Explainable AI for Weather and Climate
Weather and climate systems are inherently complex, dynamic, and nonlinear, posing significant challenges for the development of trustworthy artificial intelligence methods. In response, a collaborative project between the University of Reading and the UK Met Office is advancing research into explainable AI (XAI) specifically tailored to the study of the complex, sometimes chaotic, systems within Earth system science.

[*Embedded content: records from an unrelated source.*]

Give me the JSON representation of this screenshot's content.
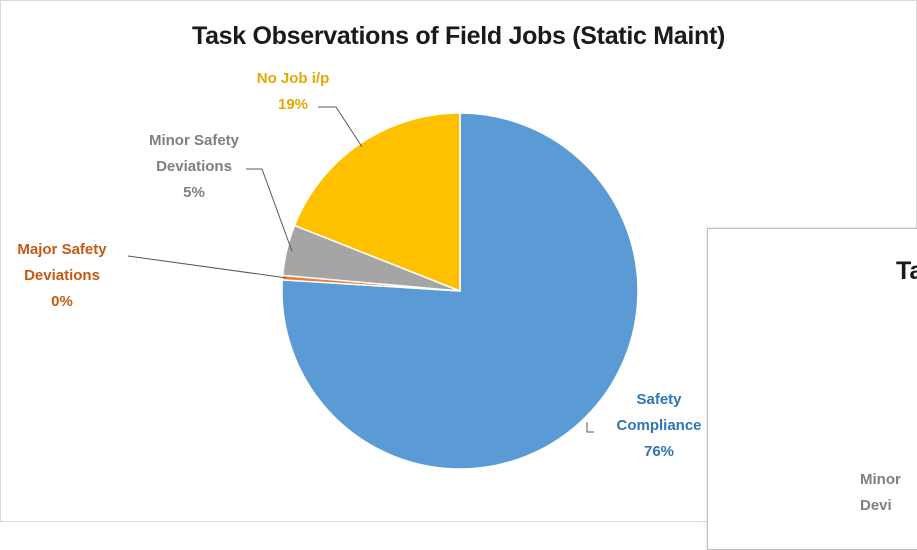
{
  "chart_data": {
    "type": "pie",
    "title": "Task Observations of Field Jobs (Static Maint)",
    "slices": [
      {
        "name": "Safety Compliance",
        "label_lines": [
          "Safety",
          "Compliance"
        ],
        "value": 76,
        "pct_label": "76%",
        "color": "#5b9bd5"
      },
      {
        "name": "Major Safety Deviations",
        "label_lines": [
          "Major Safety",
          "Deviations"
        ],
        "value": 0.4,
        "pct_label": "0%",
        "color": "#ed7d31"
      },
      {
        "name": "Minor Safety Deviations",
        "label_lines": [
          "Minor Safety",
          "Deviations"
        ],
        "value": 4.6,
        "pct_label": "5%",
        "color": "#a5a5a5"
      },
      {
        "name": "No Job i/p",
        "label_lines": [
          "No Job i/p"
        ],
        "value": 19,
        "pct_label": "19%",
        "color": "#ffc000"
      }
    ],
    "label_colors": {
      "Safety Compliance": "#2e75b6",
      "Major Safety Deviations": "#c55a11",
      "Minor Safety Deviations": "#7f7f7f",
      "No Job i/p": "#e7a700"
    }
  },
  "second_chart": {
    "title_fragment": "Ta",
    "label_line1": "Minor",
    "label_line2": "Devi"
  }
}
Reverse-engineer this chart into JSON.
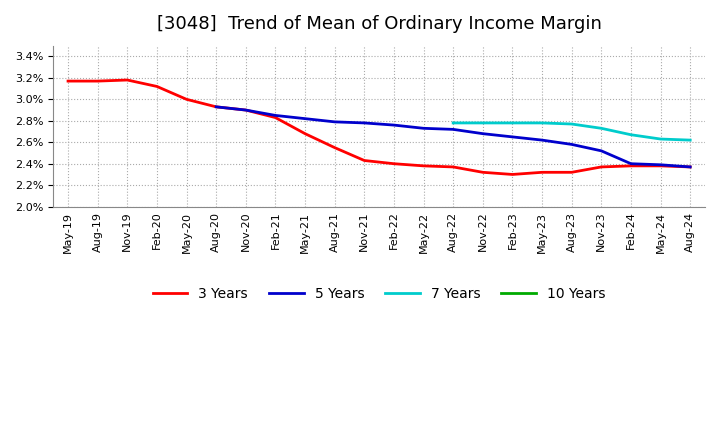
{
  "title": "[3048]  Trend of Mean of Ordinary Income Margin",
  "ylim": [
    0.02,
    0.035
  ],
  "yticks": [
    0.02,
    0.022,
    0.024,
    0.026,
    0.028,
    0.03,
    0.032,
    0.034
  ],
  "background_color": "#ffffff",
  "grid_color": "#aaaaaa",
  "x_labels": [
    "May-19",
    "Aug-19",
    "Nov-19",
    "Feb-20",
    "May-20",
    "Aug-20",
    "Nov-20",
    "Feb-21",
    "May-21",
    "Aug-21",
    "Nov-21",
    "Feb-22",
    "May-22",
    "Aug-22",
    "Nov-22",
    "Feb-23",
    "May-23",
    "Aug-23",
    "Nov-23",
    "Feb-24",
    "May-24",
    "Aug-24"
  ],
  "series": {
    "3 Years": {
      "color": "#ff0000",
      "xi": [
        0,
        1,
        2,
        3,
        4,
        5,
        6,
        7,
        8,
        9,
        10,
        11,
        12,
        13,
        14,
        15,
        16,
        17,
        18,
        19,
        20,
        21
      ],
      "y": [
        0.0317,
        0.0317,
        0.0318,
        0.0312,
        0.03,
        0.0293,
        0.029,
        0.0283,
        0.0268,
        0.0255,
        0.0243,
        0.024,
        0.0238,
        0.0237,
        0.0232,
        0.023,
        0.0232,
        0.0232,
        0.0237,
        0.0238,
        0.0238,
        0.0237
      ]
    },
    "5 Years": {
      "color": "#0000cc",
      "xi": [
        5,
        6,
        7,
        8,
        9,
        10,
        11,
        12,
        13,
        14,
        15,
        16,
        17,
        18,
        19,
        20,
        21
      ],
      "y": [
        0.0293,
        0.029,
        0.0285,
        0.0282,
        0.0279,
        0.0278,
        0.0276,
        0.0273,
        0.0272,
        0.0268,
        0.0265,
        0.0262,
        0.0258,
        0.0252,
        0.024,
        0.0239,
        0.0237
      ]
    },
    "7 Years": {
      "color": "#00cccc",
      "xi": [
        13,
        14,
        15,
        16,
        17,
        18,
        19,
        20,
        21
      ],
      "y": [
        0.0278,
        0.0278,
        0.0278,
        0.0278,
        0.0277,
        0.0273,
        0.0267,
        0.0263,
        0.0262
      ]
    },
    "10 Years": {
      "color": "#00aa00",
      "xi": [],
      "y": []
    }
  },
  "legend_labels": [
    "3 Years",
    "5 Years",
    "7 Years",
    "10 Years"
  ],
  "title_fontsize": 13,
  "tick_fontsize": 8,
  "legend_fontsize": 10
}
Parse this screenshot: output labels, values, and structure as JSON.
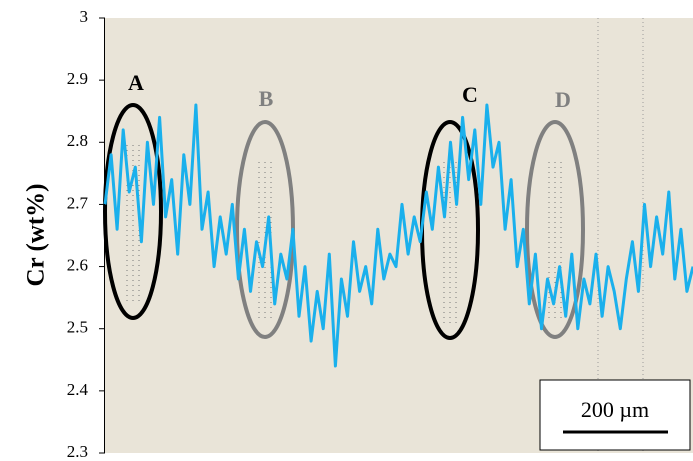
{
  "chart_data": {
    "type": "line",
    "y_label": "Cr (wt%)",
    "ylim": [
      2.3,
      3
    ],
    "yticks": [
      2.3,
      2.4,
      2.5,
      2.6,
      2.7,
      2.8,
      2.9,
      3
    ],
    "annotations": [
      {
        "text": "A",
        "color": "#000000"
      },
      {
        "text": "B",
        "color": "#808080"
      },
      {
        "text": "C",
        "color": "#000000"
      },
      {
        "text": "D",
        "color": "#808080"
      }
    ],
    "scale_bar": "200 µm",
    "categories": [
      null,
      null,
      null,
      null,
      null,
      null,
      null,
      null,
      null,
      null,
      null,
      null,
      null,
      null,
      null,
      null,
      null,
      null,
      null,
      null,
      null,
      null,
      null,
      null,
      null,
      null,
      null,
      null,
      null,
      null,
      null,
      null,
      null,
      null,
      null,
      null,
      null,
      null,
      null,
      null,
      null,
      null,
      null,
      null,
      null,
      null,
      null,
      null,
      null,
      null,
      null,
      null,
      null,
      null,
      null,
      null,
      null,
      null,
      null,
      null,
      null,
      null,
      null,
      null,
      null,
      null,
      null,
      null,
      null,
      null,
      null,
      null,
      null,
      null,
      null,
      null,
      null,
      null,
      null,
      null,
      null,
      null,
      null,
      null,
      null,
      null,
      null,
      null,
      null,
      null,
      null,
      null,
      null,
      null,
      null,
      null,
      null,
      null
    ],
    "series": [
      {
        "color": "#1ab0ec",
        "values": [
          2.7,
          2.78,
          2.66,
          2.82,
          2.72,
          2.76,
          2.64,
          2.8,
          2.7,
          2.84,
          2.68,
          2.74,
          2.62,
          2.78,
          2.7,
          2.86,
          2.66,
          2.72,
          2.6,
          2.68,
          2.62,
          2.7,
          2.58,
          2.66,
          2.56,
          2.64,
          2.6,
          2.68,
          2.54,
          2.62,
          2.58,
          2.66,
          2.52,
          2.6,
          2.48,
          2.56,
          2.5,
          2.62,
          2.44,
          2.58,
          2.52,
          2.64,
          2.56,
          2.6,
          2.54,
          2.66,
          2.58,
          2.62,
          2.6,
          2.7,
          2.62,
          2.68,
          2.64,
          2.72,
          2.66,
          2.76,
          2.68,
          2.8,
          2.7,
          2.84,
          2.74,
          2.82,
          2.7,
          2.86,
          2.76,
          2.8,
          2.66,
          2.74,
          2.6,
          2.66,
          2.54,
          2.62,
          2.5,
          2.58,
          2.54,
          2.6,
          2.52,
          2.62,
          2.5,
          2.58,
          2.54,
          2.62,
          2.52,
          2.6,
          2.56,
          2.5,
          2.58,
          2.64,
          2.56,
          2.7,
          2.6,
          2.68,
          2.62,
          2.72,
          2.58,
          2.66,
          2.56,
          2.6
        ]
      }
    ]
  }
}
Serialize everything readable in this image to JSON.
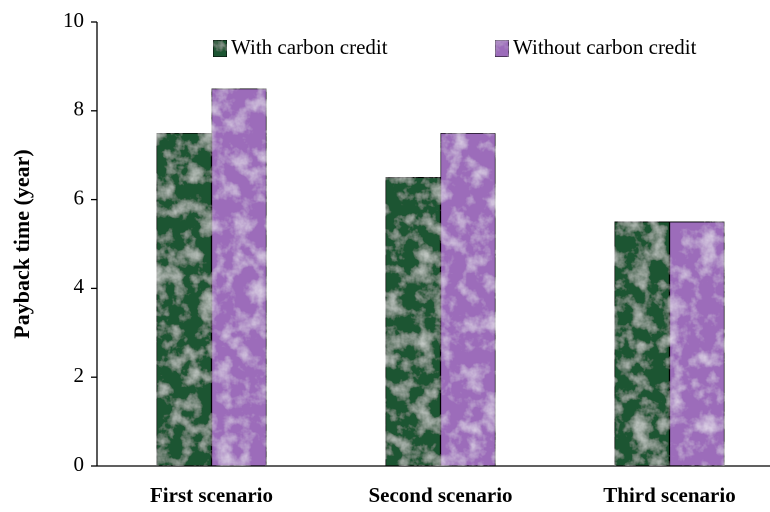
{
  "chart_data": {
    "type": "bar",
    "y_label": "Payback time (year)",
    "categories": [
      "First scenario",
      "Second scenario",
      "Third scenario"
    ],
    "series": [
      {
        "name": "With carbon credit",
        "color": "#1e5533",
        "values": [
          7.5,
          6.5,
          5.5
        ]
      },
      {
        "name": "Without carbon credit",
        "color": "#9c6cba",
        "values": [
          8.5,
          7.5,
          5.5
        ]
      }
    ],
    "ylim": [
      0,
      10
    ],
    "yticks": [
      0,
      2,
      4,
      6,
      8,
      10
    ],
    "grid": false,
    "legend": "top"
  }
}
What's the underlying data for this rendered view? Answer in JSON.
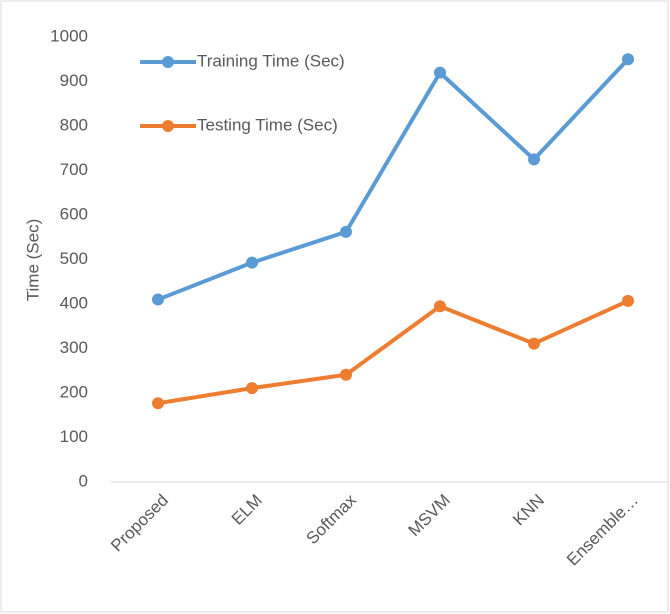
{
  "chart_data": {
    "type": "line",
    "y_label": "Time (Sec)",
    "categories": [
      "Proposed",
      "ELM",
      "Softmax",
      "MSVM",
      "KNN",
      "Ensemble…"
    ],
    "series": [
      {
        "name": "Training Time (Sec)",
        "color": "#5b9bd5",
        "values": [
          410,
          493,
          562,
          920,
          725,
          950
        ]
      },
      {
        "name": "Testing Time (Sec)",
        "color": "#ed7d31",
        "values": [
          177,
          211,
          241,
          395,
          311,
          407
        ]
      }
    ],
    "ylim": [
      0,
      1000
    ],
    "yticks": [
      0,
      100,
      200,
      300,
      400,
      500,
      600,
      700,
      800,
      900,
      1000
    ],
    "grid": false,
    "legend": "top-left"
  }
}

The project investigates how XAI can be applied to regression problems in meteorology, aiming to make machine learning models more interpretable and scientifically grounded. Through a comprehensive review of current XAI approaches and targeted experiments, the team seeks to identify and test methods that can effectively explain AI predictions in the context of evolving physical systems. By bridging data science, atmospheric science, and dynamical systems theory, the project is helping to unlock the potential of AI to provide new physical insights, improve predictive understanding, and support more informed decision-making in weather and climate applications, paving the way for more transparent, reliable, and actionable Earth system science.
This project is funded through the Met Office Academic Partnership (MOAP), a collaboration between the Met Office and the University of Reading.